"It's a pity you are not to be here at balola time," said one of the residents to Fred, when the latter had explained that their visit was to be a very brief one.

Fred thought the gentleman said bakola, and immediately his thoughts ran on the cannibalism of the Feejeeans in times past. He remarked that he supposed those days were gone forever, but his informant answered, to the great astonishment of the youth, that they had the festival every year, and it was something not to be missed.

Then the gentleman went on to explain, and Fred soon ascertained the difference between bakola and balola.

"The balola, or balolo," said he, "is a sea-worm whose scientific name is palolo viridis. It looks like a string of vermicelli, being little larger than a thread, and varying from an inch or two to a yard in length. It lives somewhere in the sea, no one knows where; on two days of the year it comes to the surface, and all the rest of the three hundred and sixty-five it keeps carefully out of sight. The natives know exactly when it will come; it first appears in October, the date being fixed by the position of certain stars, and its second appearance is at the full moon, between the twentieth and twenty-fifth of November.

ONE VARIETY OF SEA-WORM.

"The worms are far more numerous in the November than in the October appearance, and hence the October one is called the 'Little Balola,' while the November coming is the 'Great Balola.' At the great festival the sea is covered in some places to the depth of several inches with these worms, which are red, green, and brown in color, and form a writhing and wriggling mass not altogether pleasant to look at.
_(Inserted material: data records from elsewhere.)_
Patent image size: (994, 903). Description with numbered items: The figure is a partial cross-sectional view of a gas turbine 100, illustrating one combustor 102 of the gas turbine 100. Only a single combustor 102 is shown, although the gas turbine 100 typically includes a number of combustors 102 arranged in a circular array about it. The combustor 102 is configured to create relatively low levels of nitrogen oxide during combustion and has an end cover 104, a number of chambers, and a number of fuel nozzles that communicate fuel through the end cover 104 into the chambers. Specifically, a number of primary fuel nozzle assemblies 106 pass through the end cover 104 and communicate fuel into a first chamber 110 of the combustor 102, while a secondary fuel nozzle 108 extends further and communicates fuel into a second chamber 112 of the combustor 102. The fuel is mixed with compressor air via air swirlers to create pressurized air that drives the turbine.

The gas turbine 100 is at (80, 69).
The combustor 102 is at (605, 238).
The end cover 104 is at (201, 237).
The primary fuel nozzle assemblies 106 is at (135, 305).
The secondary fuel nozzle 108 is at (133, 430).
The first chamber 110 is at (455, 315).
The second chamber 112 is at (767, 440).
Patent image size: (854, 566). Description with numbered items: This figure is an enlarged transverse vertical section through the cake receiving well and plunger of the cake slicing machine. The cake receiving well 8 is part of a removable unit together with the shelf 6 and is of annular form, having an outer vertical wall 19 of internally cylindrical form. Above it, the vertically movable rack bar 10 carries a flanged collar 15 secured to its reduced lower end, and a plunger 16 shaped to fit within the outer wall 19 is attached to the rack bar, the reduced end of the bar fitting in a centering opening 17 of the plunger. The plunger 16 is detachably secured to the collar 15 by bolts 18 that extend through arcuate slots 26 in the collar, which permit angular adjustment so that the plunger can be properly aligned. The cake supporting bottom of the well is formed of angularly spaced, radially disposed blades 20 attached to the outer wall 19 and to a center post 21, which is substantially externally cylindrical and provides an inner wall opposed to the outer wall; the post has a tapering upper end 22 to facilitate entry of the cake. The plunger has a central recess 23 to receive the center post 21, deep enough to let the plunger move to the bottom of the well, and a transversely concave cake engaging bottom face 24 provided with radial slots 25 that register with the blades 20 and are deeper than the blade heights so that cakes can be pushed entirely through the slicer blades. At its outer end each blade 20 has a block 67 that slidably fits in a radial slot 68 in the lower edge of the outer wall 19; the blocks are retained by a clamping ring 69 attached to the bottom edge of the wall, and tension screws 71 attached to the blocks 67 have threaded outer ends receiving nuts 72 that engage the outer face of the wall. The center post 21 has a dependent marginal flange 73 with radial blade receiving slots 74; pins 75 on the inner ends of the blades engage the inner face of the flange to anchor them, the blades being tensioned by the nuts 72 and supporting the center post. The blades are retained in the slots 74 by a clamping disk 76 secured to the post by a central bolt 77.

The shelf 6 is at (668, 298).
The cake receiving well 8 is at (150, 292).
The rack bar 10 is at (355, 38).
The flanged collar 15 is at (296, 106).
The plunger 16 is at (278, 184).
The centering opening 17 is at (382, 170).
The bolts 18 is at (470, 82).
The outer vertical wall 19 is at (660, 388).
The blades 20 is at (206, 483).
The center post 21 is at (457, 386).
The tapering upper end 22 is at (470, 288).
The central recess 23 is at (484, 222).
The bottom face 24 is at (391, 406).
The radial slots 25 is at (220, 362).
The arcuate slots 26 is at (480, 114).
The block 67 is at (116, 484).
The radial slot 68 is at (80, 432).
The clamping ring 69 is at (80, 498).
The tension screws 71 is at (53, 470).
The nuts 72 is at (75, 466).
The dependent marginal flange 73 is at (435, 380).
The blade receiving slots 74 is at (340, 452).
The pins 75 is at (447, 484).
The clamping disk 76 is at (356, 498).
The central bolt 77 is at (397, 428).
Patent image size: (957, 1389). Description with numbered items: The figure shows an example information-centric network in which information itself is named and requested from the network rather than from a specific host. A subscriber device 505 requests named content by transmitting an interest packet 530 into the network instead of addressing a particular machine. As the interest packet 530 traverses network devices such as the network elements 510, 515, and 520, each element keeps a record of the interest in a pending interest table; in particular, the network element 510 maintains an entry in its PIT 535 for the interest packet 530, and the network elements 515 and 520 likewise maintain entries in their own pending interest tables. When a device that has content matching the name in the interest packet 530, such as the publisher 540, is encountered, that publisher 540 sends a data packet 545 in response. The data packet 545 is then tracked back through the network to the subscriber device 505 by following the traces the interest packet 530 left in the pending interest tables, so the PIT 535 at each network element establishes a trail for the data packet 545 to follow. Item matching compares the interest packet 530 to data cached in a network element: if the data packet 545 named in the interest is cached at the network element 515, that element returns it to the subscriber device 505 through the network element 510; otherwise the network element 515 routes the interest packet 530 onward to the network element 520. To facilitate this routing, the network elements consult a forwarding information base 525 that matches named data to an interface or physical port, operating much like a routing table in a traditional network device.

They come a little past midnight, and when the sun rises they sink down out of sight and remain there until the next year."

"How curious!" exclaimed the youth, in astonishment.

"No one has been able to explain the phenomenon," was the reply, "nor tell how and where the worm passes the rest of his time. Why he appears on these occasions and no other, or why he appears at all, nobody has yet found out, and you may be sure the worms won't give up the secret.